Язык каждого автора - уникален

От редакции: К числу самых интересных книжных проектов последнего времени относится "Новая история искусства", посвященная творчеству полузабытых художников советской поры. В ее рамках вышли, в частности, альбомы Ростислава Барто и Федора Семенова-Амурского, Алексея Каменского и Леонида Зусмана. Серию придумал и осуществляет московкий поэт и арт-критик Александр Балашов. С ним беседует корреспондент "РЖ" Анна Ильченко.

* * *


"Русский журнал": Какую роль вы отводите этим малоизвестным художникам?

Александр Балашов: Можно смеяться, но для меня эта роль революционная. Я не настаиваю на том, чтобы кто-то относился к этим художникам с такой же любовью, как я. Но мне кажется, что в нас удивительно мало любознательности. В нашей стране обыватель чудовищно удовлетворяется тем, что ему готовы просто кинуть и сказать: "Ешь!". Вот кинули ему Зураба Церетели, Шилова, Никоса Сафонова или скульптора Рукавишникова, и словно он не знает о других. Как будто никаких других художников не существует. Так ведь помимо звезд "Арт-Москвы" есть много сегодня того, чего нельзя оставить без внимания.

Мне действительно нравится русский живописный язык в искусстве. Мне интересно, что происходит от Ларионова, от Чекрыгина, от того же Кандинского, от Рериха. Каждый из этих авторских языков уникален.

Эти книги - мои усилия и мой ответ на то, что мне говорят произведения этих авторов. Я ведь неакадемический человек, не занимаюсь искусством в полной мере академизированным. Но и не беру на себя роль просветителя. никого и ни к чему не призываю. Я не радикал и не политик. Просто знаю, что мне страшно интересно заниматься археологий современного искусства, что мне ценны люди, которые увлечены своей профессией. И Барто, и Семенов-Амурский, и Каменский - фантастические профессионалы. Это нормально, что многие спокойно относятся к этим художникам. Но мне все-таки хочется не поменять одну историю на другую, а хочется, чтобы история осознала какую-то свою собственную свободу. Чтобы она поняла, что является крайне субъективной. Я стремлюсь к тому, чтобы люди, увидев это, засомневались. Чтобы они поняли, что есть что-то другое. Удивительно, что в России перед нами раскрывается потрясающая возможность открытий, ибо материал, который нуждается в исследовании, огромен.

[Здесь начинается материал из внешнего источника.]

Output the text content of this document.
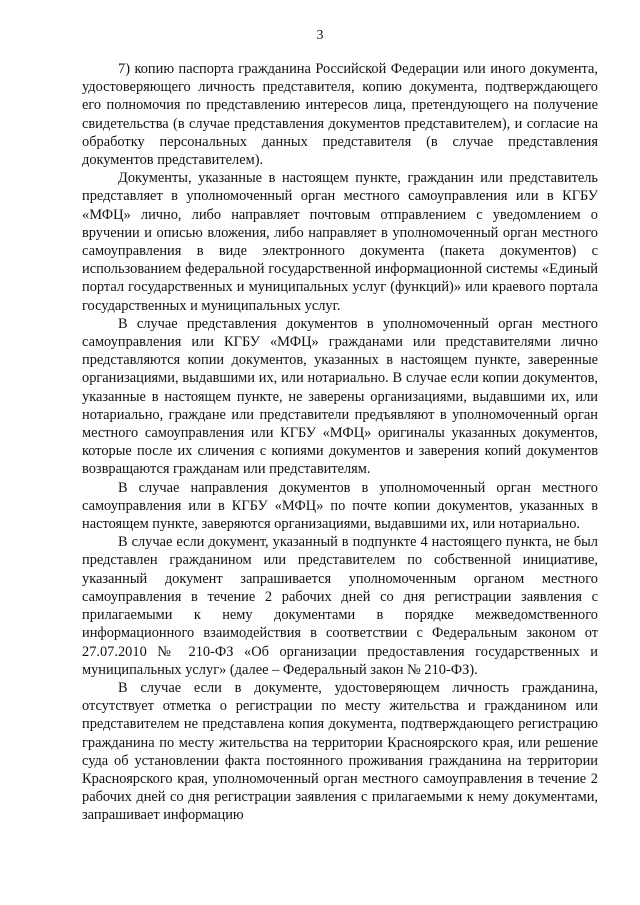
3

7) копию паспорта гражданина Российской Федерации или иного документа, удостоверяющего личность представителя, копию документа, подтверждающего его полномочия по представлению интересов лица, претендующего на получение свидетельства (в случае представления документов представителем), и согласие на обработку персональных данных представителя (в случае представления документов представителем).

Документы, указанные в настоящем пункте, гражданин или представитель представляет в уполномоченный орган местного самоуправления или в КГБУ «МФЦ» лично, либо направляет почтовым отправлением с уведомлением о вручении и описью вложения, либо направляет в уполномоченный орган местного самоуправления в виде электронного документа (пакета документов) с использованием федеральной государственной информационной системы «Единый портал государственных и муниципальных услуг (функций)» или краевого портала государственных и муниципальных услуг.

В случае представления документов в уполномоченный орган местного самоуправления или КГБУ «МФЦ» гражданами или представителями лично представляются копии документов, указанных в настоящем пункте, заверенные организациями, выдавшими их, или нотариально. В случае если копии документов, указанные в настоящем пункте, не заверены организациями, выдавшими их, или нотариально, граждане или представители предъявляют в уполномоченный орган местного самоуправления или КГБУ «МФЦ» оригиналы указанных документов, которые после их сличения с копиями документов и заверения копий документов возвращаются гражданам или представителям.

В случае направления документов в уполномоченный орган местного самоуправления или в КГБУ «МФЦ» по почте копии документов, указанных в настоящем пункте, заверяются организациями, выдавшими их, или нотариально.

В случае если документ, указанный в подпункте 4 настоящего пункта, не был представлен гражданином или представителем по собственной инициативе, указанный документ запрашивается уполномоченным органом местного самоуправления в течение 2 рабочих дней со дня регистрации заявления с прилагаемыми к нему документами в порядке межведомственного информационного взаимодействия в соответствии с Федеральным законом от 27.07.2010 № 210-ФЗ «Об организации предоставления государственных и муниципальных услуг» (далее – Федеральный закон № 210-ФЗ).

В случае если в документе, удостоверяющем личность гражданина, отсутствует отметка о регистрации по месту жительства и гражданином или представителем не представлена копия документа, подтверждающего регистрацию гражданина по месту жительства на территории Красноярского края, или решение суда об установлении факта постоянного проживания гражданина на территории Красноярского края, уполномоченный орган местного самоуправления в течение 2 рабочих дней со дня регистрации заявления с прилагаемыми к нему документами, запрашивает информацию
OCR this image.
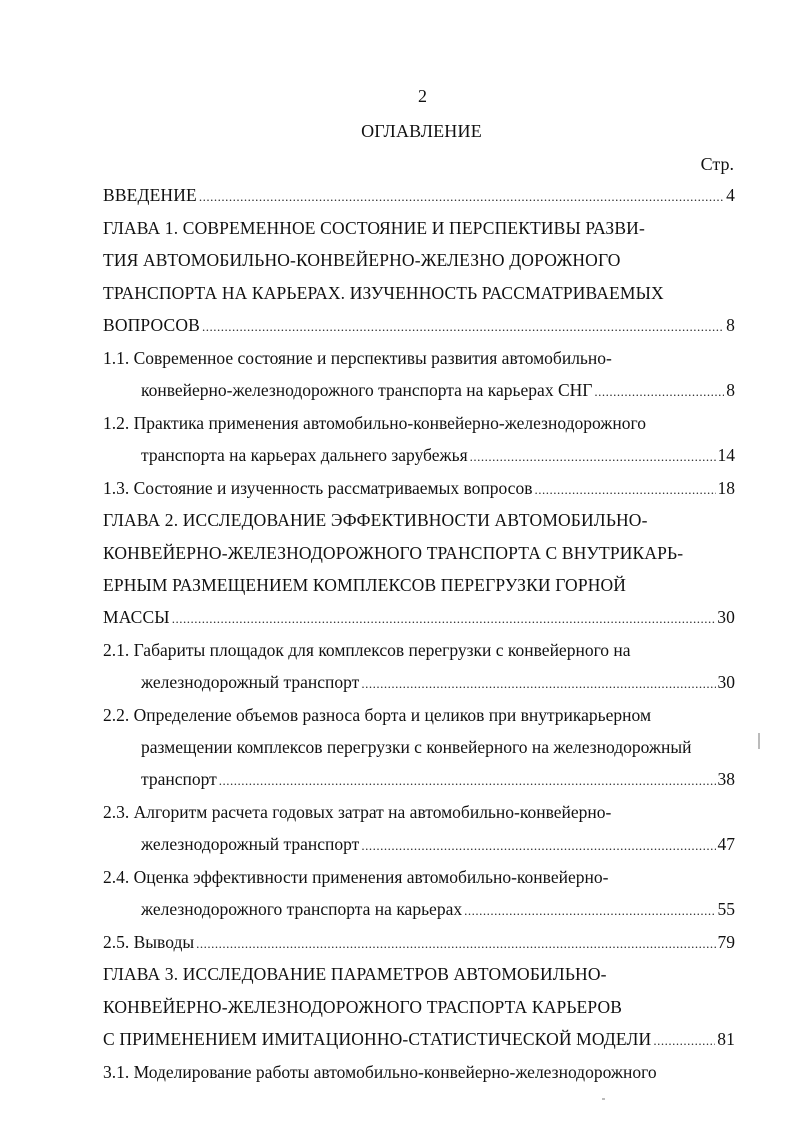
2
ОГЛАВЛЕНИЕ
Стр.
ВВЕДЕНИЕ .....	4
ГЛАВА 1. СОВРЕМЕННОЕ СОСТОЯНИЕ И ПЕРСПЕКТИВЫ РАЗВИ-
ТИЯ АВТОМОБИЛЬНО-КОНВЕЙЕРНО-ЖЕЛЕЗНО ДОРОЖНОГО
ТРАНСПОРТА НА КАРЬЕРАХ. ИЗУЧЕННОСТЬ РАССМАТРИВАЕМЫХ
ВОПРОСОВ .....	8
1.1. Современное состояние и перспективы развития автомобильно-
конвейерно-железнодорожного транспорта на карьерах СНГ .....	8
1.2. Практика применения автомобильно-конвейерно-железнодорожного
транспорта на карьерах дальнего зарубежья .....	14
1.3. Состояние и изученность рассматриваемых вопросов .....	18
ГЛАВА 2. ИССЛЕДОВАНИЕ ЭФФЕКТИВНОСТИ АВТОМОБИЛЬНО-
КОНВЕЙЕРНО-ЖЕЛЕЗНОДОРОЖНОГО ТРАНСПОРТА С ВНУТРИКАРЬ-
ЕРНЫМ РАЗМЕЩЕНИЕМ КОМПЛЕКСОВ ПЕРЕГРУЗКИ ГОРНОЙ
МАССЫ .....	30
2.1. Габариты площадок для комплексов перегрузки с конвейерного на
железнодорожный транспорт .....	30
2.2. Определение объемов разноса борта и целиков при внутрикарьерном
размещении комплексов перегрузки с конвейерного на железнодорожный
транспорт .....	38
2.3. Алгоритм расчета годовых затрат на автомобильно-конвейерно-
железнодорожный транспорт .....	47
2.4. Оценка эффективности применения автомобильно-конвейерно-
железнодорожного транспорта на карьерах .....	55
2.5. Выводы .....	79
ГЛАВА 3. ИССЛЕДОВАНИЕ ПАРАМЕТРОВ АВТОМОБИЛЬНО-
КОНВЕЙЕРНО-ЖЕЛЕЗНОДОРОЖНОГО ТРАСПОРТА КАРЬЕРОВ
С ПРИМЕНЕНИЕМ ИМИТАЦИОННО-СТАТИСТИЧЕСКОЙ МОДЕЛИ .....	81
3.1. Моделирование работы автомобильно-конвейерно-железнодорожного
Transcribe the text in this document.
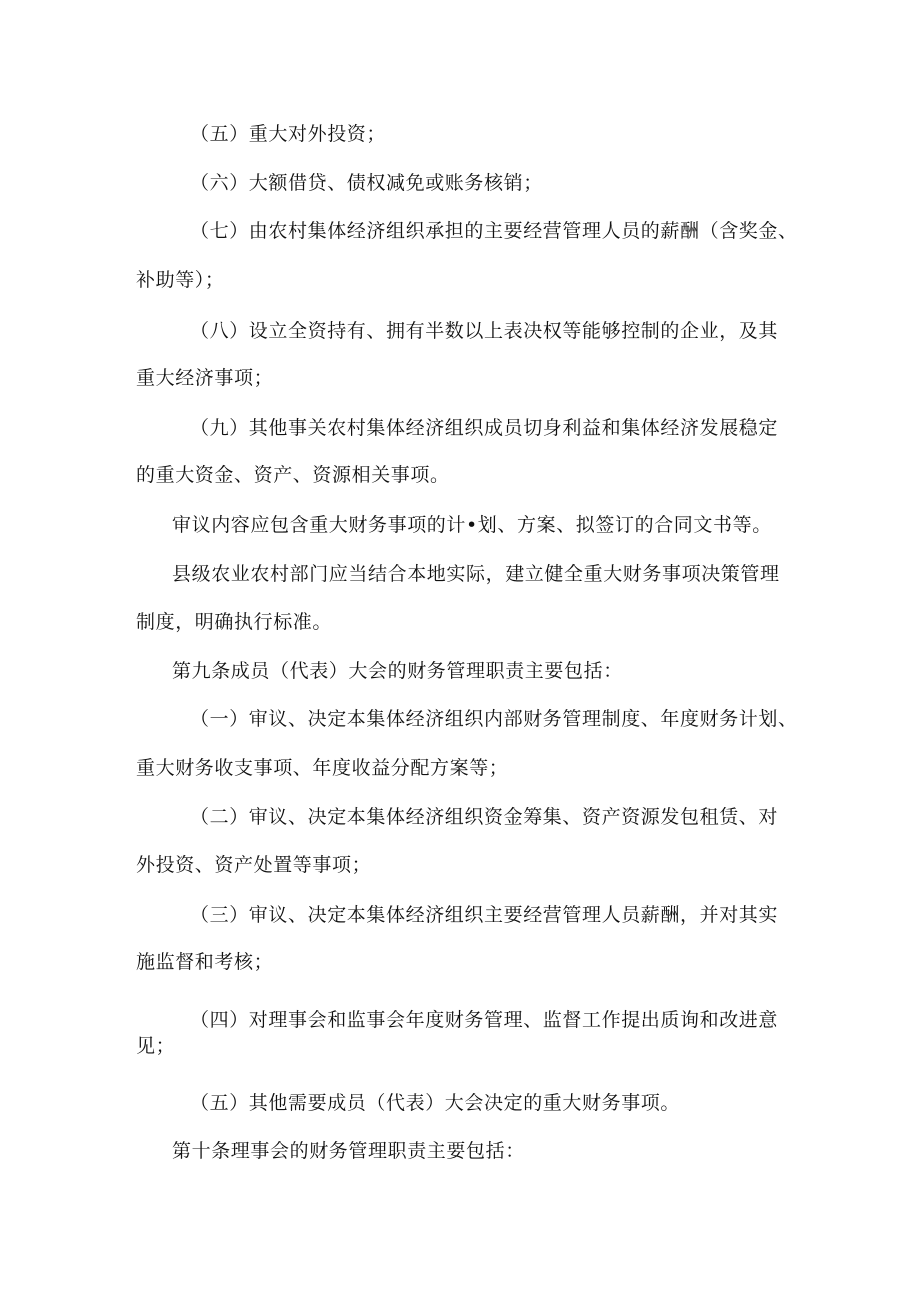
（五）重大对外投资；
（六）大额借贷、债权减免或账务核销；
（七）由农村集体经济组织承担的主要经营管理人员的薪酬（含奖金、
补助等）；
（八）设立全资持有、拥有半数以上表决权等能够控制的企业，及其
重大经济事项；
（九）其他事关农村集体经济组织成员切身利益和集体经济发展稳定
的重大资金、资产、资源相关事项。
审议内容应包含重大财务事项的计•划、方案、拟签订的合同文书等。
县级农业农村部门应当结合本地实际，建立健全重大财务事项决策管理
制度，明确执行标准。
第九条成员（代表）大会的财务管理职责主要包括：
（一）审议、决定本集体经济组织内部财务管理制度、年度财务计划、
重大财务收支事项、年度收益分配方案等；
（二）审议、决定本集体经济组织资金筹集、资产资源发包租赁、对
外投资、资产处置等事项；
（三）审议、决定本集体经济组织主要经营管理人员薪酬，并对其实
施监督和考核；
（四）对理事会和监事会年度财务管理、监督工作提出质询和改进意
见；
（五）其他需要成员（代表）大会决定的重大财务事项。
第十条理事会的财务管理职责主要包括：
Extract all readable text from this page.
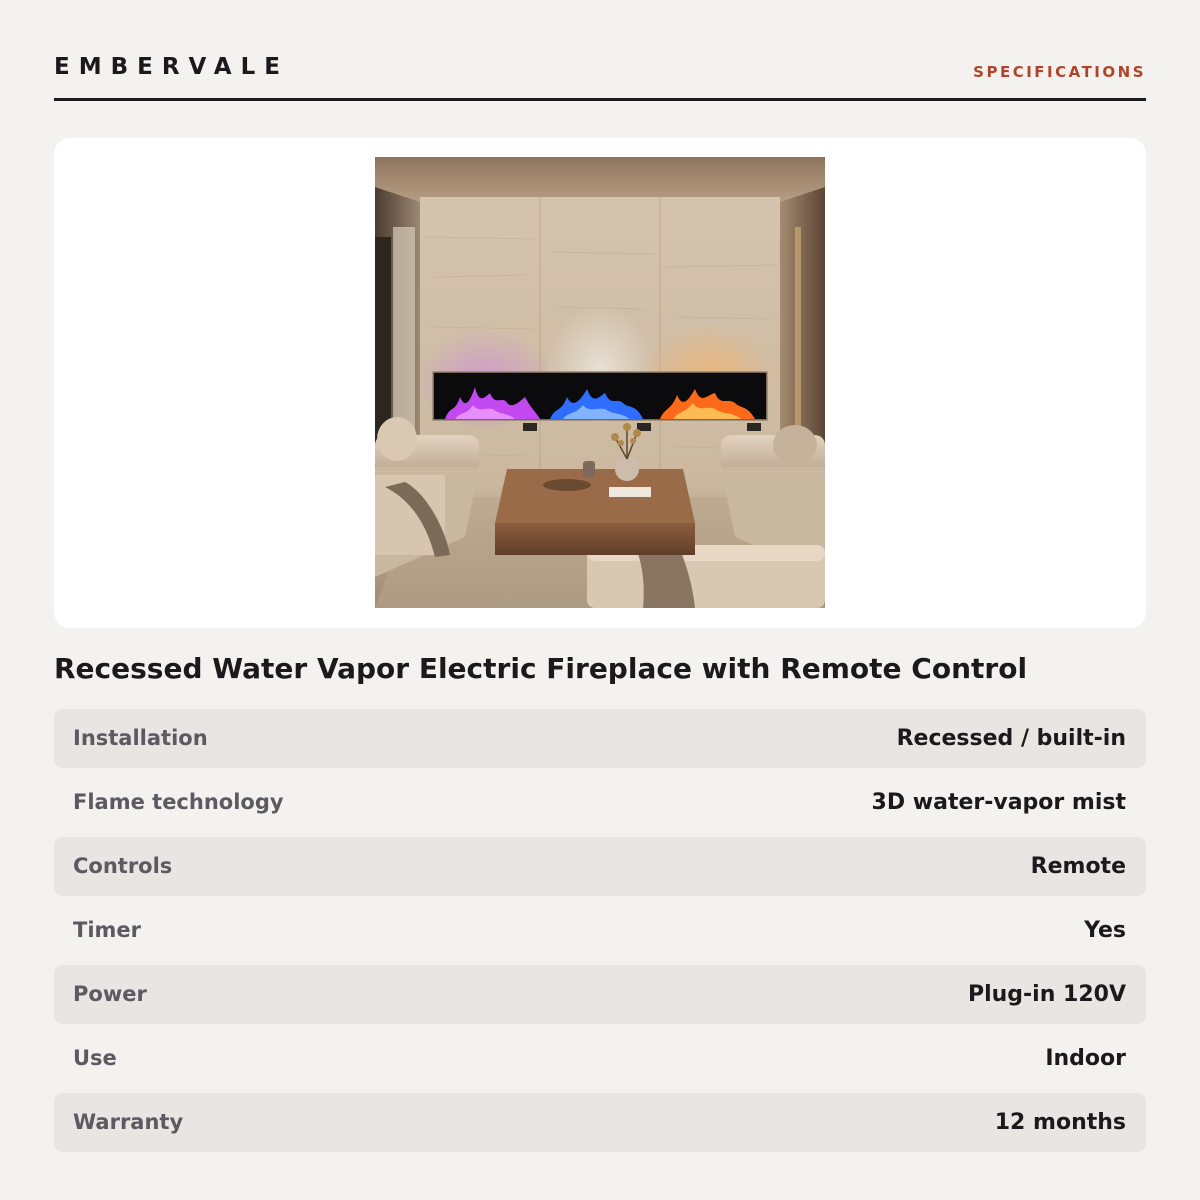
EMBERVALE	SPECIFICATIONS
Recessed Water Vapor Electric Fireplace with Remote Control
Installation	Recessed / built-in
Flame technology	3D water-vapor mist
Controls	Remote
Timer	Yes
Power	Plug-in 120V
Use	Indoor
Warranty	12 months
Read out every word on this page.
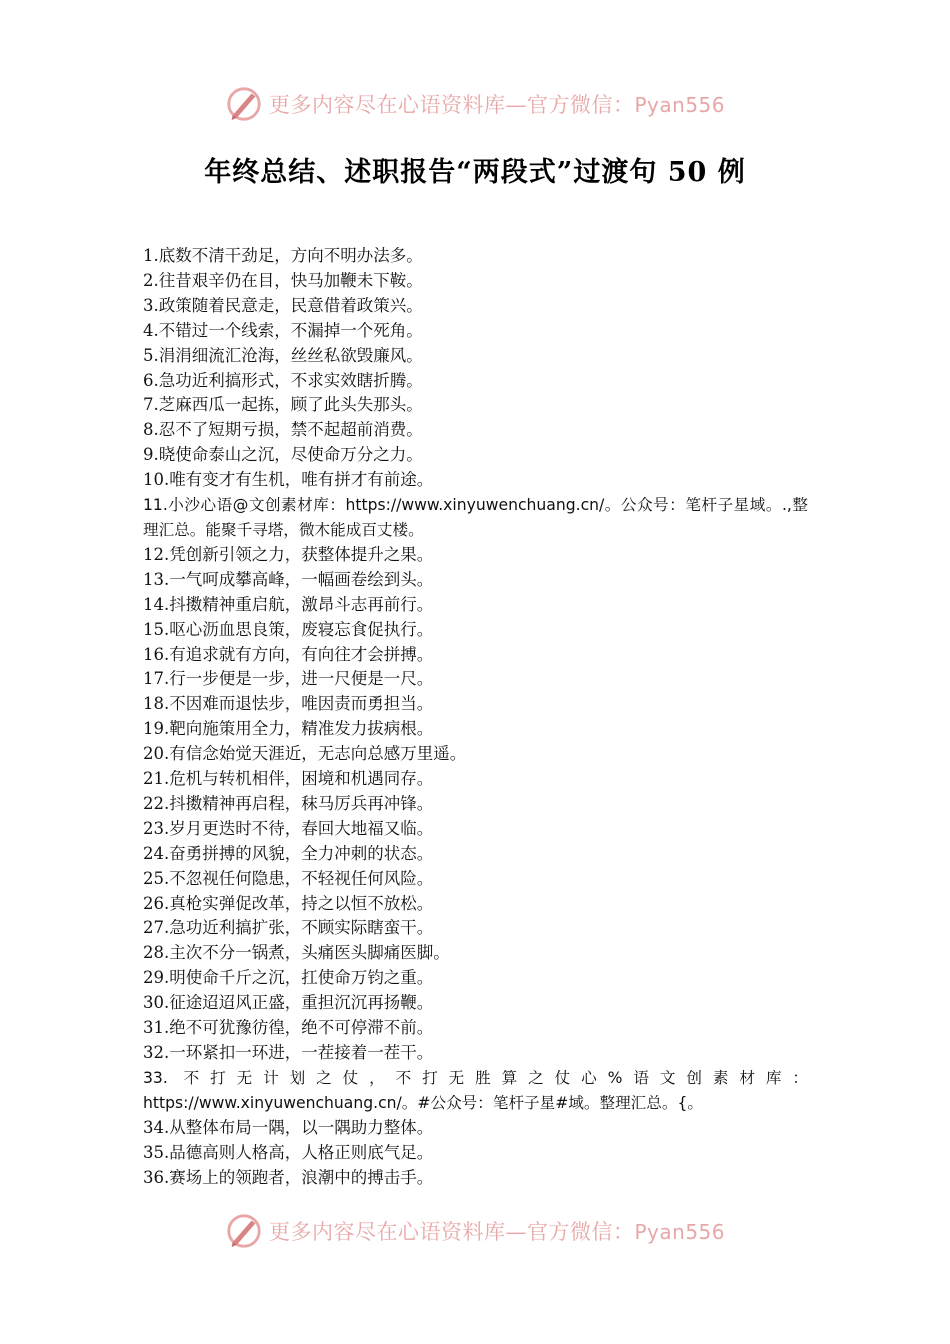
更多内容尽在心语资料库—官方微信：Pyan556
年终总结、述职报告“两段式”过渡句 50 例
1.底数不清干劲足，方向不明办法多。
2.往昔艰辛仍在目，快马加鞭未下鞍。
3.政策随着民意走，民意借着政策兴。
4.不错过一个线索，不漏掉一个死角。
5.涓涓细流汇沧海，丝丝私欲毁廉风。
6.急功近利搞形式，不求实效瞎折腾。
7.芝麻西瓜一起拣，顾了此头失那头。
8.忍不了短期亏损，禁不起超前消费。
9.晓使命泰山之沉，尽使命万分之力。
10.唯有变才有生机，唯有拼才有前途。
11.小沙心语@文创素材库：https://www.xinyuwenchuang.cn/。公众号：笔杆子星域。.,整理汇总。能聚千寻塔，微木能成百丈楼。
12.凭创新引领之力，获整体提升之果。
13.一气呵成攀高峰，一幅画卷绘到头。
14.抖擞精神重启航，激昂斗志再前行。
15.呕心沥血思良策，废寝忘食促执行。
16.有追求就有方向，有向往才会拼搏。
17.行一步便是一步，进一尺便是一尺。
18.不因难而退怯步，唯因责而勇担当。
19.靶向施策用全力，精准发力拔病根。
20.有信念始觉天涯近，无志向总感万里遥。
21.危机与转机相伴，困境和机遇同存。
22.抖擞精神再启程，秣马厉兵再冲锋。
23.岁月更迭时不待，春回大地福又临。
24.奋勇拼搏的风貌，全力冲刺的状态。
25.不忽视任何隐患，不轻视任何风险。
26.真枪实弹促改革，持之以恒不放松。
27.急功近利搞扩张，不顾实际瞎蛮干。
28.主次不分一锅煮，头痛医头脚痛医脚。
29.明使命千斤之沉，扛使命万钧之重。
30.征途迢迢风正盛，重担沉沉再扬鞭。
31.绝不可犹豫彷徨，绝不可停滞不前。
32.一环紧扣一环进，一茬接着一茬干。
33. 不打无计划之仗，不打无胜算之仗心%语文创素材库：https://www.xinyuwenchuang.cn/。#公众号：笔杆子星#域。整理汇总。{。
34.从整体布局一隅，以一隅助力整体。
35.品德高则人格高，人格正则底气足。
36.赛场上的领跑者，浪潮中的搏击手。
更多内容尽在心语资料库—官方微信：Pyan556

РЖ: Насколько для вас это второстепенные художники?

А.Б.: В моем словаре точно нет определения первого или второго ряда художников. Мне могут быть одновременно интересен Рубенс, Караваджо, и герои моих книг. Я не подразделяю художников на пласты. Это - единое сообщество, где каждый по-своему уникален и гениален.


РЖ: Какова технология продвижения этих авторов на рынок?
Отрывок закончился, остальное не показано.